A Ledramon, gracias.
Se trabaja solamente una vez al año, pero la actividad que se debe cumplir no es nada fácil: consiste en lograr que un puñado de regalos aparezca sin huellas de intervención humana. Por eso —en caso de que usted no domine las artes ocultas de la magia providencial— deberá contar con otras habilidades para desempeñar la misión: pericia para ocultar sus huellas, sigilo digno de un ninja, excelente visión nocturna que permita dejar los obsequios en el zapato correcto y, principalmente, entereza para sostener el misterio a pesar de todo.
No pocas historias comprueban la importancia de este último punto. Se sabe que muchos madrugan a horas que el cuerpo ni siquiera reconoce, con tal de cumplir con el encargo. O que hay quienes fingen caracteres arábigos para disimular una letra conocida. Otros llevan hasta sus últimas consecuencias el secreto e, incluso, han llegado a dejar en el patio de la casa tres montículos de estiércol que ilustran las deposiciones del trío de animales viajeros desde el Oriente. ¿Cómo podría alguien, ante semejante prueba, dudar de la sobrenatural visita?
Se debe estar, también, listo para la improvisación. Cuentan que una familia —previendo que la creciente curiosidad infantil comenzara a husmear en roperos y rincones— decidió resguardar los juguetes en la oficina, territorio seguro por estar vedado a los niños. Aun teniendo llaves de puertas y candados, la noche del cinco de enero se toparon con un cerrojo inaudito que servía como relevo del portero en horario no laboral. Cuando los pequeños despertaron, no encontraron nada en sus zapatos. La abuela los conminó a disculparse por las faltas cometidas en el año y a dormir una vez más, a la espera de ser perdonados por aquellos magos que, mientras tanto, recuperaban los obsequios ilícitamente por una ventana.

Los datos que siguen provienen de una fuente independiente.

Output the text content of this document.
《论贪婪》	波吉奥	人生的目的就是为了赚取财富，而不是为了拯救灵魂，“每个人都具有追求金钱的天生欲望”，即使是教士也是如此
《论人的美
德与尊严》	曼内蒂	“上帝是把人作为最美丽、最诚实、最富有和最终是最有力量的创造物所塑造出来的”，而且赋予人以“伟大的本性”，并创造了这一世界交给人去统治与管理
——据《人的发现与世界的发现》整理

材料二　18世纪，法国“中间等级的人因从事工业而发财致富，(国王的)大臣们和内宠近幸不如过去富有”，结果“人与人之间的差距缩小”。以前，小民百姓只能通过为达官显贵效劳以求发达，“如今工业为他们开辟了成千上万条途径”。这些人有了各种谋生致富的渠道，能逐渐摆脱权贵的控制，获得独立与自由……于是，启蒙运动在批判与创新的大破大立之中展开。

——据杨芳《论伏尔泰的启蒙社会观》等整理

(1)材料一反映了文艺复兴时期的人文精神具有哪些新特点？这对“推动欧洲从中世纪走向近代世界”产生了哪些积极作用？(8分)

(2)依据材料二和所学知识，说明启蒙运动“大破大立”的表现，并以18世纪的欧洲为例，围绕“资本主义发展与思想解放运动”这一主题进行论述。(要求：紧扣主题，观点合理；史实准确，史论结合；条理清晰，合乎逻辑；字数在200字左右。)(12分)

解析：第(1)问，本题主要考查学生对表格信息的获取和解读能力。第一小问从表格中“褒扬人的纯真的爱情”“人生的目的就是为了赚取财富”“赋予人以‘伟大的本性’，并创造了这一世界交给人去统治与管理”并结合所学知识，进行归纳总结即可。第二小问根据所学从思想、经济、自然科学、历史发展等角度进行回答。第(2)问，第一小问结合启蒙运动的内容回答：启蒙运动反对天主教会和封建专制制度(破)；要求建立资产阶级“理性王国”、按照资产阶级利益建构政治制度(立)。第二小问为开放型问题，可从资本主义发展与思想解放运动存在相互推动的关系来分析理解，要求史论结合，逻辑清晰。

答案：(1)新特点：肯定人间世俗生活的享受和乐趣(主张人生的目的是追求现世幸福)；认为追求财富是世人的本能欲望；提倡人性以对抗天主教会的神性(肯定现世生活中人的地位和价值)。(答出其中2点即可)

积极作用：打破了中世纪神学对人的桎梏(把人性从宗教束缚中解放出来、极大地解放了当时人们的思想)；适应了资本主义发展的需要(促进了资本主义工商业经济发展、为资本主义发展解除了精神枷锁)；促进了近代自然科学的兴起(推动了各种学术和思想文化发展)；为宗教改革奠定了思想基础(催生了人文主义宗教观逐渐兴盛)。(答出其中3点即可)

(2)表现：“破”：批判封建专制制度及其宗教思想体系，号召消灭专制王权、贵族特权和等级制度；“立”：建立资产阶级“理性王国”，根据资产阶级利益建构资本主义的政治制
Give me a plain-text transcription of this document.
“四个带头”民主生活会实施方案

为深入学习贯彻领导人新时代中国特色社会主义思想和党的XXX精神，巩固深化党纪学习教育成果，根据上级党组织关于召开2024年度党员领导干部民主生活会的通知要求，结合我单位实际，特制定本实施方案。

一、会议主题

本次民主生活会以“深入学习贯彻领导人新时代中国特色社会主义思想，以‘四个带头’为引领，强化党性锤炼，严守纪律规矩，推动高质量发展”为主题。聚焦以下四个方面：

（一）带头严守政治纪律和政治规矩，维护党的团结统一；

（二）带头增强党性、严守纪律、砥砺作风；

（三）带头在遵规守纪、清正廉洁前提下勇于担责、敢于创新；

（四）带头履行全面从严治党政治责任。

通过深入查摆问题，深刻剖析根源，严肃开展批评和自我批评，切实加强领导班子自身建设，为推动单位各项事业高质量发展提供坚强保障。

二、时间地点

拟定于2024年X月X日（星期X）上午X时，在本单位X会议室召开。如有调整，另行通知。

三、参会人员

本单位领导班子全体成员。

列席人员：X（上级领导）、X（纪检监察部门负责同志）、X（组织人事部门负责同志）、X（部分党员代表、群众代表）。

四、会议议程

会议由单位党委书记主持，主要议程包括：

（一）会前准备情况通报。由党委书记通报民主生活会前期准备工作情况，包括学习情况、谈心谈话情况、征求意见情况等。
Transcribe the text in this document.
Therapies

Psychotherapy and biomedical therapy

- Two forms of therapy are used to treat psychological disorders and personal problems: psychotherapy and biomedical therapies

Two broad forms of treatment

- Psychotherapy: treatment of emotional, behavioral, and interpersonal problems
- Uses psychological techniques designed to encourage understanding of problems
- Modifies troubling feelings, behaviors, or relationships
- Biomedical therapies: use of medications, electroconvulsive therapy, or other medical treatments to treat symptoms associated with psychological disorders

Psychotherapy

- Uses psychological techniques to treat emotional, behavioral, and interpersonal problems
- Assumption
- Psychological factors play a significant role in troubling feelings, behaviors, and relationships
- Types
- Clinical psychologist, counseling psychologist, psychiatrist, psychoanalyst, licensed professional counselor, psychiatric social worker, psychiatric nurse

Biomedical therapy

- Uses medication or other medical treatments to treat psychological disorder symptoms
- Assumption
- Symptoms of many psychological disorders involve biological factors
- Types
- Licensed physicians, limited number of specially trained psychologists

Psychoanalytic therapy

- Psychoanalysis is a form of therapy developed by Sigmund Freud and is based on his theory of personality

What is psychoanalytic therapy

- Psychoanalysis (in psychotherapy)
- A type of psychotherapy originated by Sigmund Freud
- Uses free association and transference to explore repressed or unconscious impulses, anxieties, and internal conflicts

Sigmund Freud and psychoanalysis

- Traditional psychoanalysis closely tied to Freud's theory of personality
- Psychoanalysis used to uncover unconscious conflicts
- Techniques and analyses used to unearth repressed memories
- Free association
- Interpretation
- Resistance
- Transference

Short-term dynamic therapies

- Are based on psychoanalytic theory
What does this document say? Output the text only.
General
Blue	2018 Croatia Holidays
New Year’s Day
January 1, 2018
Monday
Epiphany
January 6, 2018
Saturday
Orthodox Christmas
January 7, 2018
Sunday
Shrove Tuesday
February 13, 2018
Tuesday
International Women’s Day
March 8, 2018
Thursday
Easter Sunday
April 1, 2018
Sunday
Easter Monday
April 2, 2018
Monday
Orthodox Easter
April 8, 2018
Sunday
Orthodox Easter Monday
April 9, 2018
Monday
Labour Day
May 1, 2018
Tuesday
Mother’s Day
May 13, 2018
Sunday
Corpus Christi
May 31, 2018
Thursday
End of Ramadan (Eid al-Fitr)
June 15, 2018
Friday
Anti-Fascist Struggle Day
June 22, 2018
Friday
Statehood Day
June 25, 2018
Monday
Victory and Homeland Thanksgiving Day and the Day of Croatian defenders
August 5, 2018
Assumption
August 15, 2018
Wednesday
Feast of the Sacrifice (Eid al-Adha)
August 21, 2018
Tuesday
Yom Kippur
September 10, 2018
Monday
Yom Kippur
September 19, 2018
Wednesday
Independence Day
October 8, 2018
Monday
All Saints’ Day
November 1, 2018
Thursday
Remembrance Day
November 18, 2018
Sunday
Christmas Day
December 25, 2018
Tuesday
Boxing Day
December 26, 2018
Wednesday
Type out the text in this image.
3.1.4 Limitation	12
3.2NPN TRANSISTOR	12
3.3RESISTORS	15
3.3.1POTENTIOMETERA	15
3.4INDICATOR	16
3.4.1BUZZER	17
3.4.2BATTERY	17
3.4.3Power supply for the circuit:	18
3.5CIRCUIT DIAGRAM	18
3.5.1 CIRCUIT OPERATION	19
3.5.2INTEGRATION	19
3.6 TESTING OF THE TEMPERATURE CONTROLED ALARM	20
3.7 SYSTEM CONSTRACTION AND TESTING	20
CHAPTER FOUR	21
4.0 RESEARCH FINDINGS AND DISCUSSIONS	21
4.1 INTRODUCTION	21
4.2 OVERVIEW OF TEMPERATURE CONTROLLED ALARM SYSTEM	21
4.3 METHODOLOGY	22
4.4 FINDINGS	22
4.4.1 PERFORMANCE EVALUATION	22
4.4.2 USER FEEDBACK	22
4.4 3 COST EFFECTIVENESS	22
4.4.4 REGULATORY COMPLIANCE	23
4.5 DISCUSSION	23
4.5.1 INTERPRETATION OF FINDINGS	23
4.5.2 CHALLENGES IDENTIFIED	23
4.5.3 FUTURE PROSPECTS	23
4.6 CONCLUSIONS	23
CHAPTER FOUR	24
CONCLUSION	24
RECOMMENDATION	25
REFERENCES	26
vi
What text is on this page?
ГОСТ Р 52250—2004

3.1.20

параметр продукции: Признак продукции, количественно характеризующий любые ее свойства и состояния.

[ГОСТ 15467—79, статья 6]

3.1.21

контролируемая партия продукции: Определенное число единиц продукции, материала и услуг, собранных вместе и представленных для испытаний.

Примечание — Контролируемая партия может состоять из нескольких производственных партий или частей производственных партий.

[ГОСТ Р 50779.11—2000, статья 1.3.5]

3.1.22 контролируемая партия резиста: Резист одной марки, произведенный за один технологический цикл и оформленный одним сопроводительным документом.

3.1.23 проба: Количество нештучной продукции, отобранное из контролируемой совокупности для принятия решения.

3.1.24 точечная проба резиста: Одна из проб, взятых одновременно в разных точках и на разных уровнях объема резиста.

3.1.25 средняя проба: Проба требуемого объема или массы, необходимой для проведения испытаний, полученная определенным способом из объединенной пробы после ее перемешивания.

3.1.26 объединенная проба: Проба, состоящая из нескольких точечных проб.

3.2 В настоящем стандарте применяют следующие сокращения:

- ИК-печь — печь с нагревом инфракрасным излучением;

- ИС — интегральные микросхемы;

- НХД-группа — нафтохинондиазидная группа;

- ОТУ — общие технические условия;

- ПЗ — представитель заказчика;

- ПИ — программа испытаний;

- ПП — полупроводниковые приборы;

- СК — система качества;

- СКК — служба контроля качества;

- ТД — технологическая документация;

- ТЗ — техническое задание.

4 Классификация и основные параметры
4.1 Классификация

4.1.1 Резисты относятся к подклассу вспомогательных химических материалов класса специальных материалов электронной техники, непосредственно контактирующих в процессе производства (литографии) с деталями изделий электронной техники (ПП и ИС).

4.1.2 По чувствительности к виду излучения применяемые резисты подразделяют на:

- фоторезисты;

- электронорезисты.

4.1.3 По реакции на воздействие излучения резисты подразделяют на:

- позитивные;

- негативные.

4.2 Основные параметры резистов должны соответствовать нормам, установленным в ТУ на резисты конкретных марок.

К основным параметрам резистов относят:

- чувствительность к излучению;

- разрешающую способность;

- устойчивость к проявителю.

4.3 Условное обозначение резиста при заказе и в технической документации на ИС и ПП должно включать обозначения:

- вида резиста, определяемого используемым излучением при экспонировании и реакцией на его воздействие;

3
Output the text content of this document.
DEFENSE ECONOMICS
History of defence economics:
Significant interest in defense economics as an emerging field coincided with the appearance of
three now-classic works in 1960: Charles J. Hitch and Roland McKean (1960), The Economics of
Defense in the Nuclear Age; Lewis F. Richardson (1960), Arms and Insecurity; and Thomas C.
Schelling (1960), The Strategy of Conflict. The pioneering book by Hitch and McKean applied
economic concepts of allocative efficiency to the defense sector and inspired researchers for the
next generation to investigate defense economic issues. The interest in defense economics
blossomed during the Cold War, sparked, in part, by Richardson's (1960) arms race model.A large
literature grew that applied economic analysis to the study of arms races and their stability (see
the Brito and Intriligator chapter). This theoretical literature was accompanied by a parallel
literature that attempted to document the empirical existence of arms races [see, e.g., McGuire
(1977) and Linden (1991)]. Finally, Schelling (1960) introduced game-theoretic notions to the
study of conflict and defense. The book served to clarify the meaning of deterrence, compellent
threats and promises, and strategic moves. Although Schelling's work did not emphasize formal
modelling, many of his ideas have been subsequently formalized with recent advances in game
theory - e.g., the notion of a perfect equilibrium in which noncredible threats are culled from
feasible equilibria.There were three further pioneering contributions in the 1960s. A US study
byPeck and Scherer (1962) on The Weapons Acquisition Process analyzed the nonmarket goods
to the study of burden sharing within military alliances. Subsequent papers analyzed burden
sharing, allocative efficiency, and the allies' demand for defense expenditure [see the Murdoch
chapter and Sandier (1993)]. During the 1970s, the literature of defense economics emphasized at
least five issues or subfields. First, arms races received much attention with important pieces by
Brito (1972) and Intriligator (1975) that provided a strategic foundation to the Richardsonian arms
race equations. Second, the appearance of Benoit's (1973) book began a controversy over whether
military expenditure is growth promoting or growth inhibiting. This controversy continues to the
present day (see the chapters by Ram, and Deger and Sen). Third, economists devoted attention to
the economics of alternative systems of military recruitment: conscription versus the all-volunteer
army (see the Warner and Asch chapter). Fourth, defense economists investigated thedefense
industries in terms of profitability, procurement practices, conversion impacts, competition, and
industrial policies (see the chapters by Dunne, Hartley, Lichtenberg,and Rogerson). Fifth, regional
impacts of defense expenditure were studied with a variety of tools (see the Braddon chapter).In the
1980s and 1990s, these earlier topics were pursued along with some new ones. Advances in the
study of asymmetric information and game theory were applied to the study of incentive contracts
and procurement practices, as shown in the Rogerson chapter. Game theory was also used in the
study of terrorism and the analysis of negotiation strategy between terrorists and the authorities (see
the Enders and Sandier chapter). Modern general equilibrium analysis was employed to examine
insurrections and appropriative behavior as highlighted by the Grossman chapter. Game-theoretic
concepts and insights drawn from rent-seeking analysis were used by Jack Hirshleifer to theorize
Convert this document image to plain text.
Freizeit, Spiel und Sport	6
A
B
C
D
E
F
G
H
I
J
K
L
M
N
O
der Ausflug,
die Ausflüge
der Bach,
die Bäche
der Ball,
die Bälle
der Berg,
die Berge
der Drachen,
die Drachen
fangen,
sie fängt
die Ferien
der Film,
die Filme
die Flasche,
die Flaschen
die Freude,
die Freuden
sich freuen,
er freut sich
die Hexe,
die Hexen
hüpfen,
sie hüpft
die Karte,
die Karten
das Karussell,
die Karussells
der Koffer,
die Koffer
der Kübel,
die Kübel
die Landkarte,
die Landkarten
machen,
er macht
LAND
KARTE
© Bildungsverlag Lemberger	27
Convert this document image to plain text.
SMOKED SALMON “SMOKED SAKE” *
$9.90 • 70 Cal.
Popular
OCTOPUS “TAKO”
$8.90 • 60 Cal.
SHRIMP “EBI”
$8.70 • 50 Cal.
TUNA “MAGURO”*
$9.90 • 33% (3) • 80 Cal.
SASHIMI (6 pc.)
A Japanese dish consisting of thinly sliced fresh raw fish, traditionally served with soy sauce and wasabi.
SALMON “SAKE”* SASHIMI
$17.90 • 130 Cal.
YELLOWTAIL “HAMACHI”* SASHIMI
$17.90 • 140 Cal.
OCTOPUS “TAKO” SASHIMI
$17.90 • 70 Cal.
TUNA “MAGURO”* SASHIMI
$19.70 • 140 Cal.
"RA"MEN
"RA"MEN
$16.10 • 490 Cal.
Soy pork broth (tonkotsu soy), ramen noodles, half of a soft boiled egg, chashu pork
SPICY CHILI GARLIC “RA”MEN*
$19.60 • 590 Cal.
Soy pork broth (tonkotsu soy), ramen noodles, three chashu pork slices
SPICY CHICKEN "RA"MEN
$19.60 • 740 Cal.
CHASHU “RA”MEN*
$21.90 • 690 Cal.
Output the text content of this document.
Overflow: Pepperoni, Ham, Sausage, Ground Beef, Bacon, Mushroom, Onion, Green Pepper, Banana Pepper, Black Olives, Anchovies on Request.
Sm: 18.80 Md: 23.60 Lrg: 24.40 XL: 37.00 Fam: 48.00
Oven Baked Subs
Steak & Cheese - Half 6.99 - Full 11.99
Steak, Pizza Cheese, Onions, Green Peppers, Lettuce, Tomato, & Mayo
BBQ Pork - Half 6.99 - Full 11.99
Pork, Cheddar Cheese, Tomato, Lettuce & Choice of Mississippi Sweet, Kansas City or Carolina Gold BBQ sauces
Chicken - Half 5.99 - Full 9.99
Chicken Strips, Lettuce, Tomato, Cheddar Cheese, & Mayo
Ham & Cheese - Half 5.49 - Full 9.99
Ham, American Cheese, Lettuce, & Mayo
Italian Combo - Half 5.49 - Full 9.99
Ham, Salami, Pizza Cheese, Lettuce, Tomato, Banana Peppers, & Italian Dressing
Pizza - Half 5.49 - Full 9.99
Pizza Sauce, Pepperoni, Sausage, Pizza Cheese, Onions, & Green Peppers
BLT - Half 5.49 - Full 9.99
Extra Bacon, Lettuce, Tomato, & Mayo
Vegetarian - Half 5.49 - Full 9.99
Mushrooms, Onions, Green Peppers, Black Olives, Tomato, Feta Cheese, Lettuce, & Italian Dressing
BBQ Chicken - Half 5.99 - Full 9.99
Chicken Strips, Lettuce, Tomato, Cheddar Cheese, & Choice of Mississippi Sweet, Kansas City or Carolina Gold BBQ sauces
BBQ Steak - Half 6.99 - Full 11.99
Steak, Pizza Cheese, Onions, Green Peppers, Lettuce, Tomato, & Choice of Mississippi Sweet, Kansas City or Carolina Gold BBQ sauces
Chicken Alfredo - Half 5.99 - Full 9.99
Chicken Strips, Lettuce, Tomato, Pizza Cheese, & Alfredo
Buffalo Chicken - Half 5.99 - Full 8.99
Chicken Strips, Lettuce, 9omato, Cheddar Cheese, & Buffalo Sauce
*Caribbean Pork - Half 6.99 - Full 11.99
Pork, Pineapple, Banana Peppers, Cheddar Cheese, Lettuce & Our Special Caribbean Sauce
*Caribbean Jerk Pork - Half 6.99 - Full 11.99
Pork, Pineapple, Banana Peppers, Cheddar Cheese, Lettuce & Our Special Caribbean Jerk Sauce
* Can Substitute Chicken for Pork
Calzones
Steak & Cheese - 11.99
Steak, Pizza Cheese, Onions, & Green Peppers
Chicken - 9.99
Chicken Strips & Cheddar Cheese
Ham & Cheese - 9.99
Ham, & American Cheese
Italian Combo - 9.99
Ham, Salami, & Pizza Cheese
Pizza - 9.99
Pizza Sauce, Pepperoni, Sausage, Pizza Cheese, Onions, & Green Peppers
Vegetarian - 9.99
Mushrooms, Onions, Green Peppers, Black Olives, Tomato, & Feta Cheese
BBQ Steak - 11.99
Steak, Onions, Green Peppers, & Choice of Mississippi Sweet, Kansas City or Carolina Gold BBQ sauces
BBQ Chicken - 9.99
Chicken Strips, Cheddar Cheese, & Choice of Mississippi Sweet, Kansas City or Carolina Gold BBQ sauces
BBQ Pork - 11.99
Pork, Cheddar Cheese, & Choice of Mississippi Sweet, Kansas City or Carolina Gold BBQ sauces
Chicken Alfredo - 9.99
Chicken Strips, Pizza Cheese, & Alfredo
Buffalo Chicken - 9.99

El portento, para existir, requiere compromiso. Para desempeñar cabalmente este empleo, se necesitan dotes de grafólogo —no es fácil interpretar las letras ilegibles de los niños—, de cazador de tesoros —en caso de que se busque ese juguete de moda agotado en todas partes— y, asimismo, resulta esencial no tener miedo al ridículo —hay que olvidar todo decoro para ser ese señor que solicita en caja unos Marlboro y el nuevo set de Mi Pequeño Pony “Mundo Mágico”—.
Y, sobre todo, se habrá de tener resignación cuando el oficio sea ingrato. Cuando después de las penurias nos demos cuenta de que elegimos un modelo o un color equivocados. Cuando en agosto veamos arrinconado ese carrito que tanto trabajo nos costó conseguir. Cuando tengamos que poner topes al encantamiento. Especialmente para esos niños que —quizá con la excusa de que recibió oro el Niño Dios— piden computadoras, teléfonos, condominios en Puerto Vallarta y un viaje en crucero todo pagado, para empezar. Trabajo con contrato indefinido. Experiencia no necesaria (pues, entre más pasa el tiempo, se hará más difícil). Disponibilidad de rolar turnos. Excelente presentación (preferentemente con turbante propio). Empleo presencial (y, a veces, omnipresente). Por fortuna, contará con la ayuda de un tropel de secuaces que, sin haber firmado ningún contrato, sostendrán con usted el enigma los 365 días del año, feriados incluidos. Vaya conspiración piadosa. Quizá porque queremos que este mundo albergue algo más que filas y facturas, hacemos que la magia perdure sin importar lo que nos cueste. Adultos cansados para la vida diaria, pero no para la fantasía, ¿no es ese, acaso, el verdadero milagro?